8 Books Where a City Features as a Character:
Milk Teeth by Amrita Mahale
Straddling two timelines in the same geographical space of Matunga, Mumbai, Mahale’s story is about childhood friends who grow up in unexpected ways. Through the zeitgeist of the 1990s, to the changed cityscape of modern times, this book is at once a love letter to the city, and an exploration of how individuals navigate it.
After Dark by Haruki Murakami
This book tells the magical realist story of a host of characters through the period of one single night in Tokyo. Not only are the events in the story magical, but the setting also seems dreamlike, distant but evocative and touched by magic. It sets the mood for the entire story, and introduces elements of singularity in it.
Paris for One by Jojo Moyes
This novella follows a woman whose boyfriend cancels on their trip to Paris while she’s at the railway station. So this timid, shy girl goes out of her comfort zone to explore Paris by herself.
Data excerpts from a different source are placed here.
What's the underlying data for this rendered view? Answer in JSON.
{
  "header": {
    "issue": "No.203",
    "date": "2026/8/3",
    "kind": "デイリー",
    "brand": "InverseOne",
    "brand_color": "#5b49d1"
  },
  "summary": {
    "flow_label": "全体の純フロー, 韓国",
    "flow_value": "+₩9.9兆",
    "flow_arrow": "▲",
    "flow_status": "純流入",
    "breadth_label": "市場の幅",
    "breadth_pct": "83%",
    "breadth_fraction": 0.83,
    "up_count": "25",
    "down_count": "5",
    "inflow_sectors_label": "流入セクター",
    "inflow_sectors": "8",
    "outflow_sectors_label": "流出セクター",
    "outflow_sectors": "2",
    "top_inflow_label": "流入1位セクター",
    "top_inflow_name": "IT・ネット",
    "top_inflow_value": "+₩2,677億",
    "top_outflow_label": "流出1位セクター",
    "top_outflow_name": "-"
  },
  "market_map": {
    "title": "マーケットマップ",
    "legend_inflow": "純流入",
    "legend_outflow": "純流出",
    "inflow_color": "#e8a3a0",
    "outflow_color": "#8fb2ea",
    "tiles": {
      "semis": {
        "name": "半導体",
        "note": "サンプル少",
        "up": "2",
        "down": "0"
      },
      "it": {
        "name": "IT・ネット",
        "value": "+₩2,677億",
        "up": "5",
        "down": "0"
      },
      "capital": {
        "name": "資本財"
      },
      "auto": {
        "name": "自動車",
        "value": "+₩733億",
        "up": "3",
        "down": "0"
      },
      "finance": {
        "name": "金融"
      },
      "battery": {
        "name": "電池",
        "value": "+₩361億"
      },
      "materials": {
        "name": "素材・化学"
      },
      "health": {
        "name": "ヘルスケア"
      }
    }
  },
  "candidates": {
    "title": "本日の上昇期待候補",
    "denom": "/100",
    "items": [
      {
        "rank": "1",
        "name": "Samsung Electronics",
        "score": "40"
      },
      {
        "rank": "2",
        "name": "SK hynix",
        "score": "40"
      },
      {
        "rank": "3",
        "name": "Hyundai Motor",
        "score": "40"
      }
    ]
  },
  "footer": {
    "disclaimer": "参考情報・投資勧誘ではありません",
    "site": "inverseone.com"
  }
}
Throughout the book, we immerse ourselves in the lovelorn romance of Paris. The cafes, the Eiffel Tower, the glamour as well as native romance and lifestyle are the stuff of dreams.
Ulysses by James Joyce
Nobody has immortalized a city like Joyce has in his Dubliners. These are fifteen stories, all revolving around ordinary Dubliners. These stories reveal as much as about Dublin as they do about the people dwelling it, making this book an exemplar of the genre of city literature.
The Bridges of Madison County by Robert James Waller
Unfolding in the heat of an Iowa summer is this tender love story between Francesca and Robert. Francesca, a married woman, meets Robert when her family is away for four days. They fall in love and part, for she doesn’t want to forego her family or their social standing. However, the romance, which features ‘the bridges of Madison county’ and the heart of Iowa is breathtaking.
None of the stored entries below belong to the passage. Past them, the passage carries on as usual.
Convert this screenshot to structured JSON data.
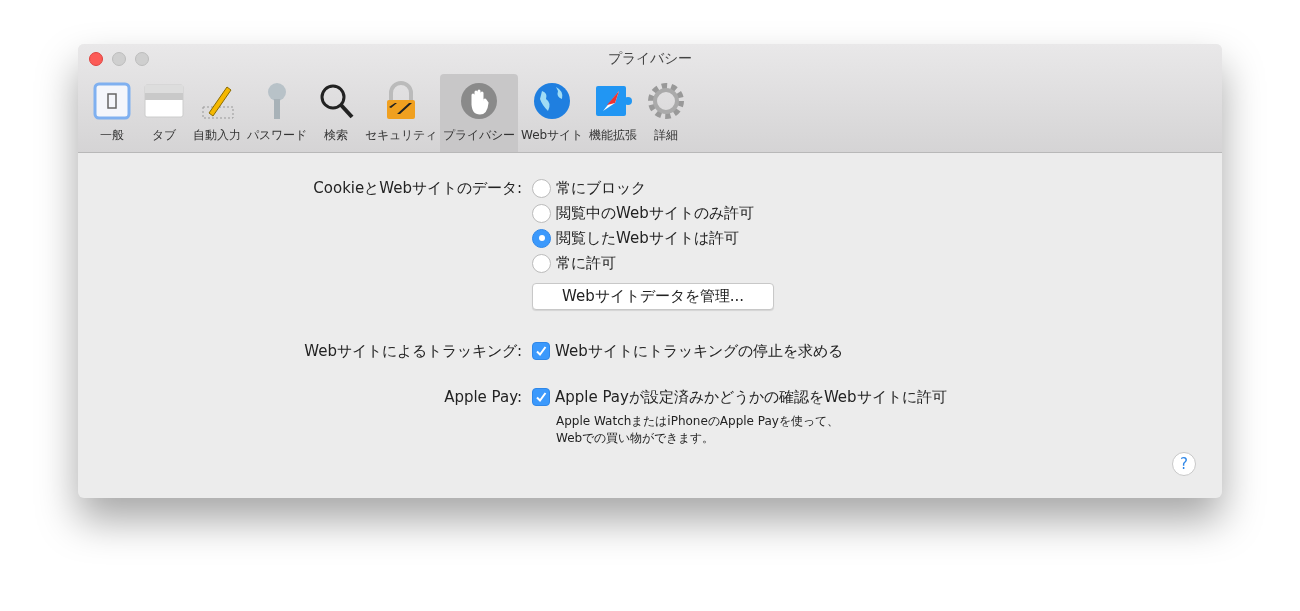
{
  "window": {
    "title": "プライバシー"
  },
  "toolbar": [
    {
      "label": "一般",
      "selected": false
    },
    {
      "label": "タブ",
      "selected": false
    },
    {
      "label": "自動入力",
      "selected": false
    },
    {
      "label": "パスワード",
      "selected": false
    },
    {
      "label": "検索",
      "selected": false
    },
    {
      "label": "セキュリティ",
      "selected": false
    },
    {
      "label": "プライバシー",
      "selected": true
    },
    {
      "label": "Webサイト",
      "selected": false
    },
    {
      "label": "機能拡張",
      "selected": false
    },
    {
      "label": "詳細",
      "selected": false
    }
  ],
  "cookies": {
    "label": "CookieとWebサイトのデータ:",
    "options": [
      {
        "label": "常にブロック",
        "selected": false
      },
      {
        "label": "閲覧中のWebサイトのみ許可",
        "selected": false
      },
      {
        "label": "閲覧したWebサイトは許可",
        "selected": true
      },
      {
        "label": "常に許可",
        "selected": false
      }
    ],
    "button": "Webサイトデータを管理..."
  },
  "tracking": {
    "label": "Webサイトによるトラッキング:",
    "checkbox": {
      "label": "Webサイトにトラッキングの停止を求める",
      "checked": true
    }
  },
  "apple_pay": {
    "label": "Apple Pay:",
    "checkbox": {
      "label": "Apple Payが設定済みかどうかの確認をWebサイトに許可",
      "checked": true
    },
    "note": "Apple WatchまたはiPhoneのApple Payを使って、\nWebでの買い物ができます。"
  },
  "help": "?"
}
Tropic of Cancer by Henry Miller
This is yet another book about Paris, but is very different from Moyes’. Miller’s narrator is a bohemian American writer who comes to Paris to earn a living. Usually broke and deeply entrenched in promiscuity, Miller’s protagonist navigates Paris with unrivaled zest and decadence. The city itself is almost the co-protagonist, whose romance with Miller’s hero is our primary conflict.
The Lives of Others by Neel Mukherjee
The City of Joy, Kolkata, by virtue of its distinctive culture and colonial legacy, is one of its kind. And although many narratives surround the city, this one in specific explores it in its entirety. Through a family saga, we view the shifting cityscapes as the Naxalite movement and other political factors change its tectonic plates.
Clear Light of Day by Anita Desai
Delhi, the soul of India, and a city of its own kind, sets the tone for this poignant book by Desai. Even as it deals with relationships and the changes they bring about, it also features the schizophrenia between traditionality and modernity, as well as diverging ancestries. It’s a book to devour, because of its setting just as much as its characters.